The European Tour took a break last week after the “Gulf Swing,” but it roars back into action when the Maybank Malaysian Open returns to Saujana Golf and Country Club in Kuala Lumpur this week. A truly international field gathers in the Malaysian capital to continue the inaugural Race to Dubai. It’s the 48th running of the Malaysian Open but it was also the first ever co-sanctioned tournament in Asia by the European and Asian Tours back in 1999.
Last year’s tournament was contested at Kota Permai GC where India’s Arjun Atwal came through a sudden death playoff against defending champion Peter Hedblom to claim his second Malaysian Open title.
The competition has been held at Saujana five times since the tournament became a fixture on the European Tour schedule. It’s an undulating course lined by palm trees that opened for play back in 1986.
Venue: Saujana Golf and Country Club
Date: Feb 12-15
Course stats: par 72, 6,947 yards
Purse: €1,542,000 Winner: €259,164
Defending champion: Arjun Atwal (-18)
Thursday 12 – Live on Sky Sports 1 from 7am
Friday 13 – Live on Sky Sports 2 from 7am
Saturday 14 – Live on Sky Sports 1 from 4.30am
Sunday 15 – Live on Sky Sports 2 from 6am
Thongchai Jaidee – The man from Thailand won this tournament in consecutive seasons in 2004 and 2005. He’s not yet firing on all cylinders in 2009 but a return to a course where he’s won twice could be the kick-start he needs.
Anthony Kim – The young American who has taken out Affiliate Membership of the European Tour will be the star attraction in Malaysia. He’d love to make his mark on the European circuit.
Peter Hedblom – Peter Hedblom – The Swede won last time the Malaysian Open was held in Saujana. He had a solid 2008 and will be looking for more of the same in 2009.
Key hole: 17th.
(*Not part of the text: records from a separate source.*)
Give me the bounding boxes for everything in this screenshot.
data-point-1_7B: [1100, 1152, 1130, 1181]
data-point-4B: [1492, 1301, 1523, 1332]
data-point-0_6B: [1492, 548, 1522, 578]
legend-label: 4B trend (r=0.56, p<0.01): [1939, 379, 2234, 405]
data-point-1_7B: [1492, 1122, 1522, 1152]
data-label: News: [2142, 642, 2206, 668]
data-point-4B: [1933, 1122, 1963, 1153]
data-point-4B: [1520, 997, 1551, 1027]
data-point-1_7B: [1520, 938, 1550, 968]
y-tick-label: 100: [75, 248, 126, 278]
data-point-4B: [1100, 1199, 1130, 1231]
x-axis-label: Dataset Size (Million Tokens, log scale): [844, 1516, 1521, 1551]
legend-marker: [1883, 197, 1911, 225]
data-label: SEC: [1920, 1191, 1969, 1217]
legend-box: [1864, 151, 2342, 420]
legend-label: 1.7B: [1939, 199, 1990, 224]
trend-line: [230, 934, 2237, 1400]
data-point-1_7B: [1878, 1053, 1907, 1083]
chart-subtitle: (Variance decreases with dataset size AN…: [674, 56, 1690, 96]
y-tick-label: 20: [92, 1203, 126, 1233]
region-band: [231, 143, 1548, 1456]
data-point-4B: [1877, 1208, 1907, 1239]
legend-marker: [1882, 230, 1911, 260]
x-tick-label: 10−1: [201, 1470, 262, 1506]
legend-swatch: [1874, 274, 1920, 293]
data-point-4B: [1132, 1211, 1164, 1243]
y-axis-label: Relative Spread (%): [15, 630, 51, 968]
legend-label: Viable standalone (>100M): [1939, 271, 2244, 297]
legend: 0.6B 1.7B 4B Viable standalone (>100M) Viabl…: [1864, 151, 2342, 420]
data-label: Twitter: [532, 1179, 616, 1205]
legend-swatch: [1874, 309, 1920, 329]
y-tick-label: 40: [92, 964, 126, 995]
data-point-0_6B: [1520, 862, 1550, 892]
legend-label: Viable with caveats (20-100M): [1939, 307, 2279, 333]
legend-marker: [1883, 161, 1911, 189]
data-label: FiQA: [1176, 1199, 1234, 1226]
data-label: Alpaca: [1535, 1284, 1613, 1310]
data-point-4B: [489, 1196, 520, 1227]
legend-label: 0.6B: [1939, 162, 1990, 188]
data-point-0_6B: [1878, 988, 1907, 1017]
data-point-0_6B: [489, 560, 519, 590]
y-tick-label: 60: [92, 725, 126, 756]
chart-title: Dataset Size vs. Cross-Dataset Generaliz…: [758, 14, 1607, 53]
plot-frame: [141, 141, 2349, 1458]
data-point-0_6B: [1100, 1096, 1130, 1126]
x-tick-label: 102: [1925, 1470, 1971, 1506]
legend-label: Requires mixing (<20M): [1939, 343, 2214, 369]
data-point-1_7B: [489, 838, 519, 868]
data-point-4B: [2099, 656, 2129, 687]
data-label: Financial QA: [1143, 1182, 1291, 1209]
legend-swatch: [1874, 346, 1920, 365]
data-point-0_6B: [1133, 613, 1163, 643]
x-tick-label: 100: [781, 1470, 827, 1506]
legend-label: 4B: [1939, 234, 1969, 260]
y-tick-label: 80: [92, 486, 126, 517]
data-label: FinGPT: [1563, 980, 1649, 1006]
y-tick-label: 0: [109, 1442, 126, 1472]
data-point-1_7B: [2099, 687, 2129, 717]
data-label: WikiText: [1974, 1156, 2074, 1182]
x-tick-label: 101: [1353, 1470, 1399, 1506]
A relatively short par-4 at just 377 yards, the hole tends to yield a high number of birdies. When he won here in 2007, Peter Hedblom made three at the hole on each of the four days.
Skills required: Putting – The greens at Saujana are large and undulating, the man who wields the flat stick most effectively will have a good chance of victory.